Last year, aducanumab’s Phase III program was killed and resurrected before Biogen submitted the drug for approval after a consultation with the FDA. This yielded the wildly unprecedented scenario of a drug being reviewed for approval based on the repackaging of a mixed dataset. 

The ENGAGE (301) and EMERGE (302) trials were initiated in 2016, and both were discontinued in March 2019 on the recommendation of an independent monitoring committee, citing a lack of efficacy. However, subsequent talks with the FDA spurred Biogen to conduct a post-hoc analysis. Biogen claimed that additional data that became available after the discontinuation revealed that the drug was able to successfully reduce clinical decline in patients with early Alzheimer’s disease, primarily driven by treatment at the higher dose.

Biogen said EMERGE was a positive study and results from a subset of patients in the ENGAGE study supported findings in EMERGE.

The FDA’s briefing documents were largely aligned with Biogen’s findings, noting that “the results of Study 302 (EMERGE) are highly persuasive and the study is capable of providing the primary contribution to a demonstration of substantial evidence of effectiveness of aducanumab.” 

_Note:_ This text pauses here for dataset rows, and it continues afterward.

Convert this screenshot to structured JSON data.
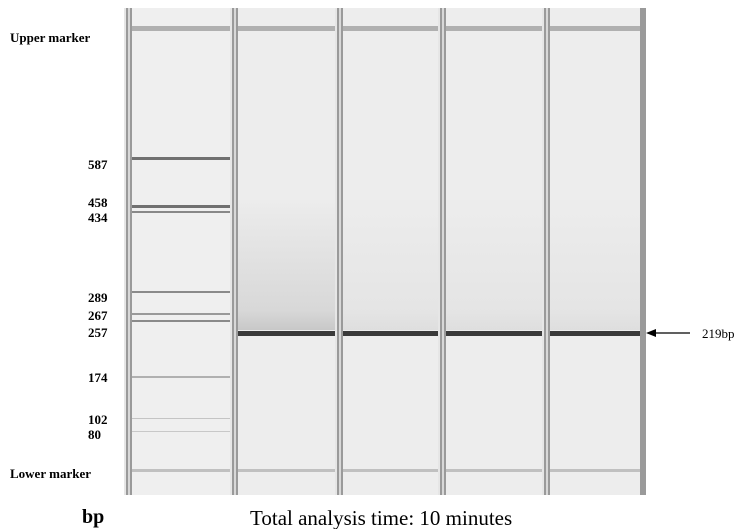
{
  "markers": [
    "Upper marker",
    "587",
    "458",
    "434",
    "289",
    "267",
    "257",
    "174",
    "102",
    "80",
    "Lower marker"
  ],
  "annotation": "219bp",
  "axis_label": "bp",
  "caption": "Total analysis time: 10 minutes"
}
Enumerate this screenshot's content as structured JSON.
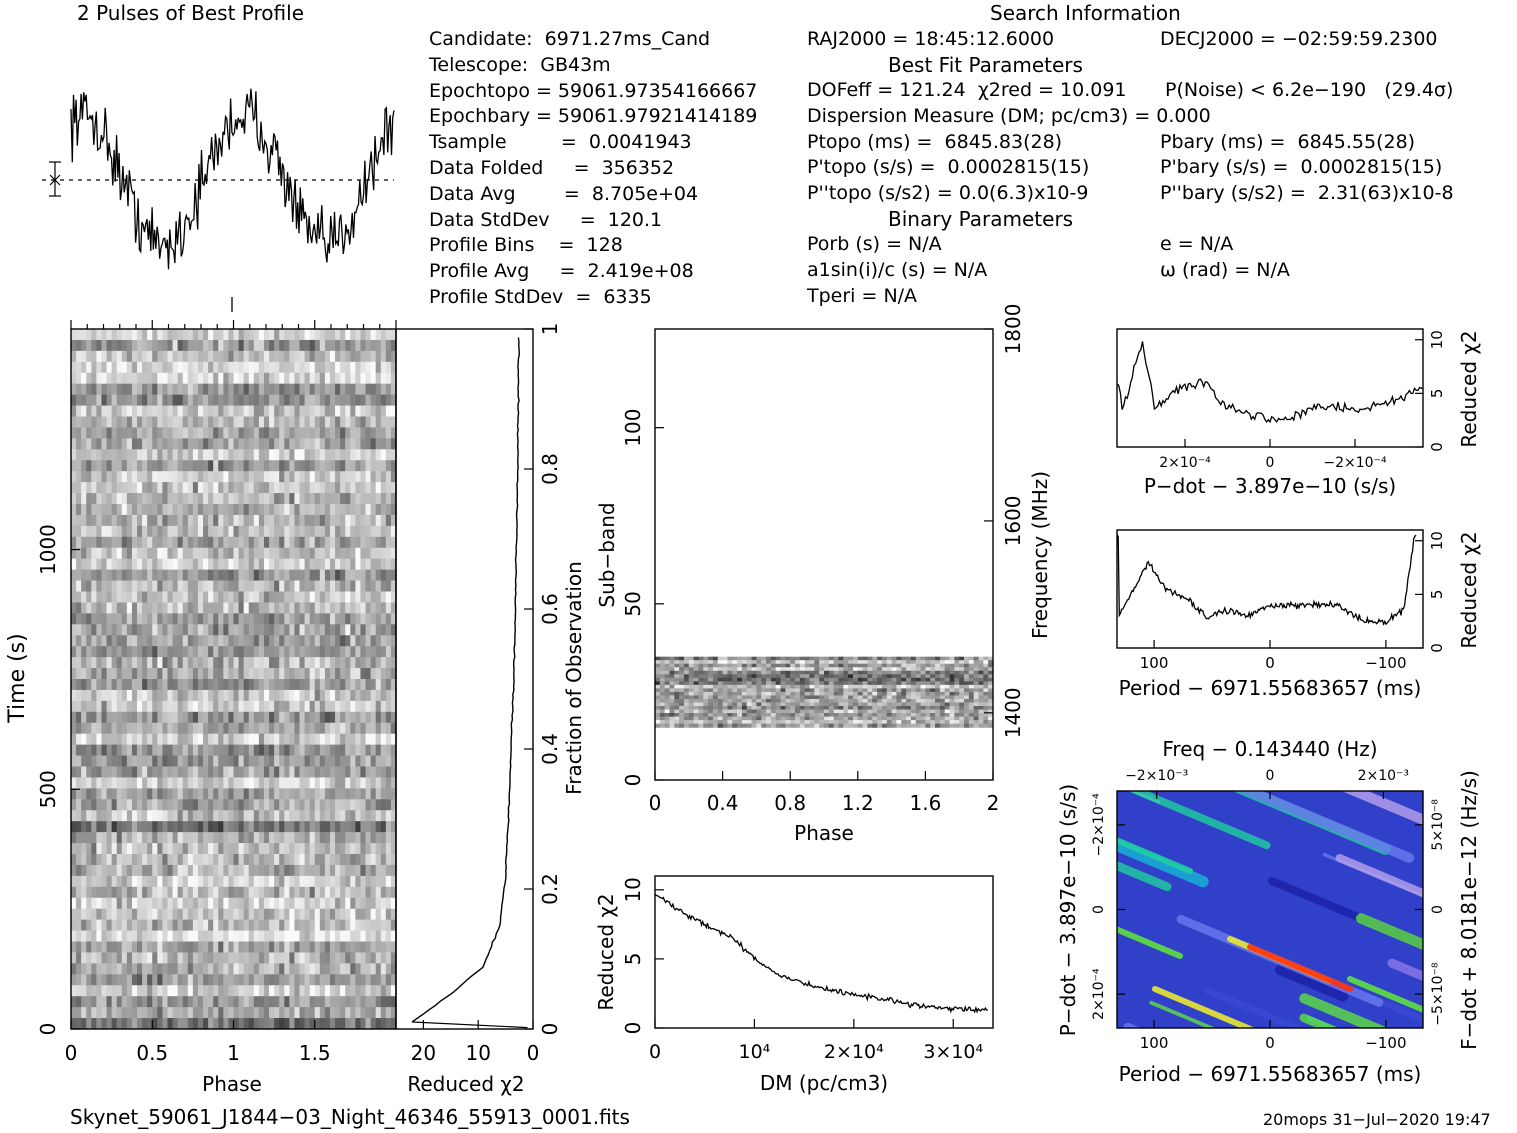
{
  "header": {
    "title": "2 Pulses of Best Profile",
    "search_info": "Search Information",
    "best_fit": "Best Fit Parameters",
    "binary_params": "Binary Parameters"
  },
  "left_info": [
    "Candidate:  6971.27ms_Cand",
    "Telescope:  GB43m",
    "Epochtopo = 59061.97354166667",
    "Epochbary = 59061.97921414189",
    "Tsample         =  0.0041943",
    "Data Folded     =  356352",
    "Data Avg        =  8.705e+04",
    "Data StdDev     =  120.1",
    "Profile Bins    =  128",
    "Profile Avg     =  2.419e+08",
    "Profile StdDev  =  6335"
  ],
  "mid_info": {
    "ra": "RAJ2000 = 18:45:12.6000",
    "dof": "DOFeff = 121.24  χ2red = 10.091",
    "dm": "Dispersion Measure (DM; pc/cm3) = 0.000",
    "ptopo": "Ptopo (ms) =  6845.83(28)",
    "pdtopo": "P'topo (s/s) =  0.0002815(15)",
    "pddtopo": "P''topo (s/s2) = 0.0(6.3)x10-9",
    "porb": "Porb (s) = N/A",
    "asini": "a1sin(i)/c (s) = N/A",
    "tperi": "Tperi = N/A"
  },
  "right_info": {
    "dec": "DECJ2000 = −02:59:59.2300",
    "pnoise": "P(Noise) < 6.2e−190   (29.4σ)",
    "pbary": "Pbary (ms) =  6845.55(28)",
    "pdbary": "P'bary (s/s) =  0.0002815(15)",
    "pddbary": "P''bary (s/s2) =  2.31(63)x10-8",
    "ecc": "e = N/A",
    "omega": "ω (rad) = N/A"
  },
  "footer": {
    "filename": "Skynet_59061_J1844−03_Night_46346_55913_0001.fits",
    "stamp": "20mops 31−Jul−2020 19:47"
  },
  "axes": {
    "time_label": "Time (s)",
    "phase_label": "Phase",
    "redchi_label": "Reduced χ2",
    "frac_label": "Fraction of Observation",
    "subband_label": "Sub−band",
    "freq_label": "Frequency (MHz)",
    "dm_label": "DM (pc/cm3)",
    "pdot_label": "P−dot − 3.897e−10 (s/s)",
    "period_label": "Period − 6971.55683657 (ms)",
    "freq_top_label": "Freq − 0.143440 (Hz)",
    "fdot_label": "F−dot + 8.0181e−12 (Hz/s)"
  },
  "chart_data": [
    {
      "id": "profile",
      "type": "line",
      "title": "2 Pulses of Best Profile",
      "xlabel": "Phase",
      "xlim": [
        0,
        2
      ],
      "pulses": 2,
      "description_of_shape": "two noisy pulses peaking near phase 0.05 and 1.05, minima near 0.5 and 1.5"
    },
    {
      "id": "time_phase",
      "type": "heatmap",
      "xlabel": "Phase",
      "ylabel": "Time (s)",
      "xticks": [
        "0",
        "0.5",
        "1",
        "1.5"
      ],
      "yticks": [
        "0",
        "500",
        "1000"
      ],
      "ylim": [
        0,
        1460
      ]
    },
    {
      "id": "chi_vs_time",
      "type": "line",
      "xlabel": "Reduced χ2",
      "ylabel": "Fraction of Observation",
      "xticks": [
        "20",
        "10",
        "0"
      ],
      "yticks": [
        "0",
        "0.2",
        "0.4",
        "0.6",
        "0.8",
        "1"
      ],
      "x": [
        22,
        15,
        9,
        6,
        5,
        4.5,
        4,
        3.5,
        3.2,
        3.0,
        2.8,
        2.6
      ],
      "y": [
        0.01,
        0.05,
        0.09,
        0.15,
        0.22,
        0.3,
        0.4,
        0.5,
        0.6,
        0.7,
        0.8,
        0.97
      ]
    },
    {
      "id": "subband_phase",
      "type": "heatmap",
      "xlabel": "Phase",
      "ylabel": "Sub−band",
      "y2label": "Frequency (MHz)",
      "xticks": [
        "0",
        "0.4",
        "0.8",
        "1.2",
        "1.6",
        "2"
      ],
      "yticks": [
        "0",
        "50",
        "100"
      ],
      "y2ticks": [
        "1400",
        "1600",
        "1800"
      ],
      "active_subbands": [
        15,
        35
      ]
    },
    {
      "id": "dm_chi",
      "type": "line",
      "xlabel": "DM (pc/cm3)",
      "ylabel": "Reduced χ2",
      "xticks": [
        "0",
        "10^4",
        "2x10^4",
        "3x10^4"
      ],
      "yticks": [
        "0",
        "5",
        "10"
      ],
      "x": [
        0,
        2000,
        5000,
        8000,
        10000,
        12000,
        15000,
        18000,
        20000,
        23000,
        26000,
        30000,
        33000
      ],
      "y": [
        9.8,
        8.7,
        7.5,
        6.4,
        5.0,
        4.0,
        3.2,
        2.7,
        2.4,
        2.1,
        1.7,
        1.4,
        1.3
      ]
    },
    {
      "id": "pdot_chi",
      "type": "line",
      "xlabel": "P−dot − 3.897e−10 (s/s)",
      "ylabel": "Reduced χ2",
      "xticks": [
        "2x10^-4",
        "0",
        "−2x10^-4"
      ],
      "yticks": [
        "0",
        "5",
        "10"
      ],
      "x": [
        0.00035,
        0.0003,
        0.00027,
        0.00022,
        0.00015,
        0.0001,
        5e-05,
        0,
        -5e-05,
        -0.0001,
        -0.00015,
        -0.0002,
        -0.00025,
        -0.0003,
        -0.00035
      ],
      "y": [
        3.0,
        9.8,
        3.5,
        5.5,
        6.0,
        3.5,
        3.2,
        2.5,
        2.8,
        3.5,
        3.8,
        3.5,
        3.8,
        4.5,
        5.5
      ]
    },
    {
      "id": "period_chi",
      "type": "line",
      "xlabel": "Period − 6971.55683657 (ms)",
      "ylabel": "Reduced χ2",
      "xticks": [
        "100",
        "0",
        "−100"
      ],
      "yticks": [
        "0",
        "5",
        "10"
      ],
      "x": [
        130,
        115,
        105,
        90,
        70,
        55,
        40,
        20,
        0,
        -20,
        -40,
        -60,
        -80,
        -100,
        -115,
        -125
      ],
      "y": [
        3.0,
        6.0,
        8.0,
        5.5,
        4.5,
        2.8,
        3.5,
        3.0,
        4.0,
        4.0,
        4.0,
        4.0,
        2.5,
        2.5,
        3.5,
        10.5
      ]
    },
    {
      "id": "period_pdot",
      "type": "heatmap",
      "xlabel": "Period − 6971.55683657 (ms)",
      "ylabel": "P−dot − 3.897e−10 (s/s)",
      "x2label": "Freq − 0.143440 (Hz)",
      "y2label": "F−dot + 8.0181e−12 (Hz/s)",
      "xticks": [
        "100",
        "0",
        "−100"
      ],
      "x2ticks": [
        "−2x10^-3",
        "0",
        "2x10^-3"
      ],
      "yticks": [
        "−2x10^-4",
        "0",
        "2x10^-4"
      ],
      "y2ticks": [
        "5x10^-8",
        "0",
        "−5x10^-8"
      ]
    }
  ]
}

However, the AdCom committee issued a negative verdict, voting 8-1 (2 uncertain) that the successful Phase III EMERGE did not provide strong evidence supportive of aducanumab’s effectiveness. The panel voted 10-0 (1 uncertain) that it was not reasonable to consider EMERGE as primary evidence of effectiveness (along with 301 and a 

pharmacodynamic 103 study) for the treatment of Alzheimer’s disease. 

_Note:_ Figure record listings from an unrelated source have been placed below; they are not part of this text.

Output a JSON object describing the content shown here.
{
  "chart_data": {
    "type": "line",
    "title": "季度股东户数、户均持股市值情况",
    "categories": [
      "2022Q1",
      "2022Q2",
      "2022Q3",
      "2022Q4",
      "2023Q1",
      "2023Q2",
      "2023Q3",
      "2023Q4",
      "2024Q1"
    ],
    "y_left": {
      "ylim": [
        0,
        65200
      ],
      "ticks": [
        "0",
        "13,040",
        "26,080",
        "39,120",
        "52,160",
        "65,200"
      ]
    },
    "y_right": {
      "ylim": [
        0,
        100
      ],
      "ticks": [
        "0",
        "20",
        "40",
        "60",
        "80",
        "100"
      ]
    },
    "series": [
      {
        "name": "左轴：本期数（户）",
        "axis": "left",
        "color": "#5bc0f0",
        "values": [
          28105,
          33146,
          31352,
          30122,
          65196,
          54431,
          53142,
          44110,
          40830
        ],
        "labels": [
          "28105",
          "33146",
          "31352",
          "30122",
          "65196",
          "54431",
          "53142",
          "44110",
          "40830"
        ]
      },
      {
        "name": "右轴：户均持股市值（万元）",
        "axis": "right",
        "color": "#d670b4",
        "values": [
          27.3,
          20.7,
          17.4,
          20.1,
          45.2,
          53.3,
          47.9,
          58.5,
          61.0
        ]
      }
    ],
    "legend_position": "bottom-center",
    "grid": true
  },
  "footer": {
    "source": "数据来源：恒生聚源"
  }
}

While the AdCom vote is non-binding, the FDA usually follows the committee’s recommendation. Its final approval verdict is due in March.

However, there has been some speculation that, given the FDA’s collaborative approach with Biogen in turning aducanumab’s program around (not to mention the tone of its briefing documents), the agency may be feeling pressure to approve a treatment for such a severe and unmet need. Alzheimer’s disease is the most common form of dementia, affecting around 50 million people globally. 

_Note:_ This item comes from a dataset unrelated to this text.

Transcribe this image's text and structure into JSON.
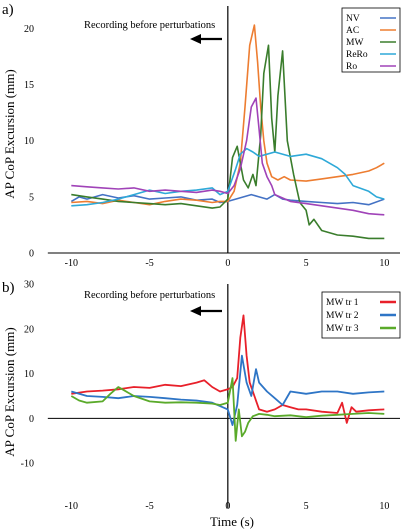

“This [the vote] will make it more difficult, although not impossible, of course, for the agency to ignore this strong no-confidence stance,” said Dr. Leon Henderson-MacLennan, medical advisor at inThought Research. If they do approve it, he added, it would represent the regulators “going over the heads of the entire neuro leadership.”

Several committee members were critical of the FDA’s briefing notes, with some of the panel members accusing the agency of showing “bias” towards the therapy and sponsor and “discordance” between the FDA’s clinical and statistical reviewer. “Standards need to be kept as high as established,” said McLennan, noting that absolute certainty is needed prior to an approval.

Aducanumab (BIIB037) is a human monoclonal antibody that selectively binds to beta-amyloid formations in the brains of people with Alzheimer’s disease. The Alzheimer’s field has been haunted by a history of drug trial failures over the last several decades, with hundreds of millions of R&D dollars forfeited in the quest to find a cure. 

Biogen is partnered with Eisai  to develop and commercialize the drug globally.